The born-again man (cf. John 3:5-7) knows that this sixth-sense is the seven-fold Spirit of God (cf. Isa. 11:2-3), and that it is ever-present in his daily life, only a prayer away. Paul adds, “So I say, live by the Spirit, and you will not gratify the desires of the sinful nature. For the sinful nature desires what is contrary to the Spirit, and the Spirit what is contrary to the sinful nature. They are in conflict with each other, so that you do not do what you want. But if you are led by the Spirit, you are not under law.” (Gal. 5:16-18)

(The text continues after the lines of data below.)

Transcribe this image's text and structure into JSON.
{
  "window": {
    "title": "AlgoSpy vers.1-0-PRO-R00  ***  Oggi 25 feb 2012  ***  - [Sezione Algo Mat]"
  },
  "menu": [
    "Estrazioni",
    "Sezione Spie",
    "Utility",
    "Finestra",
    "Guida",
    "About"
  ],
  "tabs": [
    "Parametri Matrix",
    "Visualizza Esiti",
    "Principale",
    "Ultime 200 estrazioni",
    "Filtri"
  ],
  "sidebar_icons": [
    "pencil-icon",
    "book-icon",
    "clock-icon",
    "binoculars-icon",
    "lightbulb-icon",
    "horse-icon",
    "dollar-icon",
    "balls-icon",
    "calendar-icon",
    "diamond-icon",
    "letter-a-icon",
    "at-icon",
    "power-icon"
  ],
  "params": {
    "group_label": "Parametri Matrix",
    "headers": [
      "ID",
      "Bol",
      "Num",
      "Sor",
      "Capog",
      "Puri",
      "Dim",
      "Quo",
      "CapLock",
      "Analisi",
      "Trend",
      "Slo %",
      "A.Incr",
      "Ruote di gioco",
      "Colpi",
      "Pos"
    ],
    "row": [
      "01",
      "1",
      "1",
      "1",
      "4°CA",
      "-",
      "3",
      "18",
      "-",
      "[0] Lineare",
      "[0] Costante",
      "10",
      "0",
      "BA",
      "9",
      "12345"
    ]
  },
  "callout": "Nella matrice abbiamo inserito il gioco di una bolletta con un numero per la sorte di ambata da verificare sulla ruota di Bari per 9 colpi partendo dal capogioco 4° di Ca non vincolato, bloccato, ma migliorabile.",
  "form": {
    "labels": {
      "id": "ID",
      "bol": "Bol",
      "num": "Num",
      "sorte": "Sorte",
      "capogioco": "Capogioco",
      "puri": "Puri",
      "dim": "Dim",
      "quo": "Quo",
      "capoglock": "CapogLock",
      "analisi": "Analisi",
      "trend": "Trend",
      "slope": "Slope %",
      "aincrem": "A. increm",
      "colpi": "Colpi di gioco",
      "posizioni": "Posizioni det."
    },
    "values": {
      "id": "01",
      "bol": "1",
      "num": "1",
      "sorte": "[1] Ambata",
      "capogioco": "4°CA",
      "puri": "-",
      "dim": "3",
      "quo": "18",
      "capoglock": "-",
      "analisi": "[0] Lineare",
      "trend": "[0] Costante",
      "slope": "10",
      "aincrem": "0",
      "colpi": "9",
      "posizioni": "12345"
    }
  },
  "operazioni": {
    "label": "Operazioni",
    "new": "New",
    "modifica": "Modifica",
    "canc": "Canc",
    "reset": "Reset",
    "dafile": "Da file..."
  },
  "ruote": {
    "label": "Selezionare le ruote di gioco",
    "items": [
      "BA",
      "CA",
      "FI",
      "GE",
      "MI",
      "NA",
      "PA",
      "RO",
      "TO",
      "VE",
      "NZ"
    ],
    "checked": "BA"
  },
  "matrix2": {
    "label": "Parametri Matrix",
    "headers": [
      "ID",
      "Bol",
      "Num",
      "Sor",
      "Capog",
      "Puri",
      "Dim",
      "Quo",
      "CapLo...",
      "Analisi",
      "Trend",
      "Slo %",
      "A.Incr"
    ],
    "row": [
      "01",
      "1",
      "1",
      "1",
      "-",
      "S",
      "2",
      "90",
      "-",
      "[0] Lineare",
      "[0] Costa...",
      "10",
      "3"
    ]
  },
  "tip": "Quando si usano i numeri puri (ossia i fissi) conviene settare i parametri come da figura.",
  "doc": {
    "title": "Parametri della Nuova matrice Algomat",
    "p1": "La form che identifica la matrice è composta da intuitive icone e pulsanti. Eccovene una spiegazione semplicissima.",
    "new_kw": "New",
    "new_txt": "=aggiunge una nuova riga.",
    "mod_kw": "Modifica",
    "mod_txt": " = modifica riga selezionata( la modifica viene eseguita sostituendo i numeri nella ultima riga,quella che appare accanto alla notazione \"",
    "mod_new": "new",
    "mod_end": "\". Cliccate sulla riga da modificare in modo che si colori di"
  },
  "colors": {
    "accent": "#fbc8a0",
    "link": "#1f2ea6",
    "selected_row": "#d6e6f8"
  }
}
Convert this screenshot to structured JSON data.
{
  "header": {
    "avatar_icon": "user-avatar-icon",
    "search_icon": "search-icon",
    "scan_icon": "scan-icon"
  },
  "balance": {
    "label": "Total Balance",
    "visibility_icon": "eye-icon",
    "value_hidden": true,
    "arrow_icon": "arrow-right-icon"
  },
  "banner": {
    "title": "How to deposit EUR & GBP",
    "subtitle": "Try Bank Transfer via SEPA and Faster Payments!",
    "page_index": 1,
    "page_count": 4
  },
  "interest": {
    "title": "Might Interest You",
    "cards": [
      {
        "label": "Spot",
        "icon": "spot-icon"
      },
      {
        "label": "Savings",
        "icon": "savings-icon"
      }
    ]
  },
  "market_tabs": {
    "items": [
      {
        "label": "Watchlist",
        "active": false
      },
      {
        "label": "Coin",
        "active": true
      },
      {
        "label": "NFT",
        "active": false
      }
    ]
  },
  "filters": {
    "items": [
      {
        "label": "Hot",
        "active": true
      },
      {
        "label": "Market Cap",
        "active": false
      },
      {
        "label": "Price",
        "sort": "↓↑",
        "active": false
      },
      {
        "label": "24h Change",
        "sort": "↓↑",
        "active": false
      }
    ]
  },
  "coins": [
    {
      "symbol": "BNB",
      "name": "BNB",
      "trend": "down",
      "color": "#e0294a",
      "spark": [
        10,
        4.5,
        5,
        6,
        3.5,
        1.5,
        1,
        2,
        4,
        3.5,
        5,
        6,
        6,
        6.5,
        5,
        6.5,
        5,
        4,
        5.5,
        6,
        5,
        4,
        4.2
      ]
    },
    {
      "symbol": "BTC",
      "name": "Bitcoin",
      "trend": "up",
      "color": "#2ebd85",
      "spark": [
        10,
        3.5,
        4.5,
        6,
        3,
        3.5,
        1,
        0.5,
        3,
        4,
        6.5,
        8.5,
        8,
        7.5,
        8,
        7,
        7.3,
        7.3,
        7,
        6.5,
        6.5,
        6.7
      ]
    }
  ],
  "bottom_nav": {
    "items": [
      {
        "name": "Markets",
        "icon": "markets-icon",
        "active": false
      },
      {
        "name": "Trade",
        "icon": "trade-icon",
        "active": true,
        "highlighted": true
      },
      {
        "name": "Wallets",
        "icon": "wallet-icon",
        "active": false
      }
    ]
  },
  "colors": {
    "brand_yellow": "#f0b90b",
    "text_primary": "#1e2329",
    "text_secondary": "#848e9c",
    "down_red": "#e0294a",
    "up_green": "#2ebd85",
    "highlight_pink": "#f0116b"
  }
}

Jesus, master of light, who is light (cf. John 1:4), says “I am the light of the world. Whoever follows me will never walk in darkness, but will have the light of life.” (John 8:12) And his beloved acolyte adjures us, “But if we walk in the light, as he is in the light, we have fellowship with one another, and the blood of Jesus, his Son, purifies us from all sin.” (1 John 1:7)

May we all walk increasingly in the light we’ve been given, as we “Grow in the grace and knowledge of our Lord and Savior Jesus Christ.” (2 Pet. 3:18)

Q. What (who) is the light that lights my path?

*James Conrad, “The Heart of Darkness,” 1899.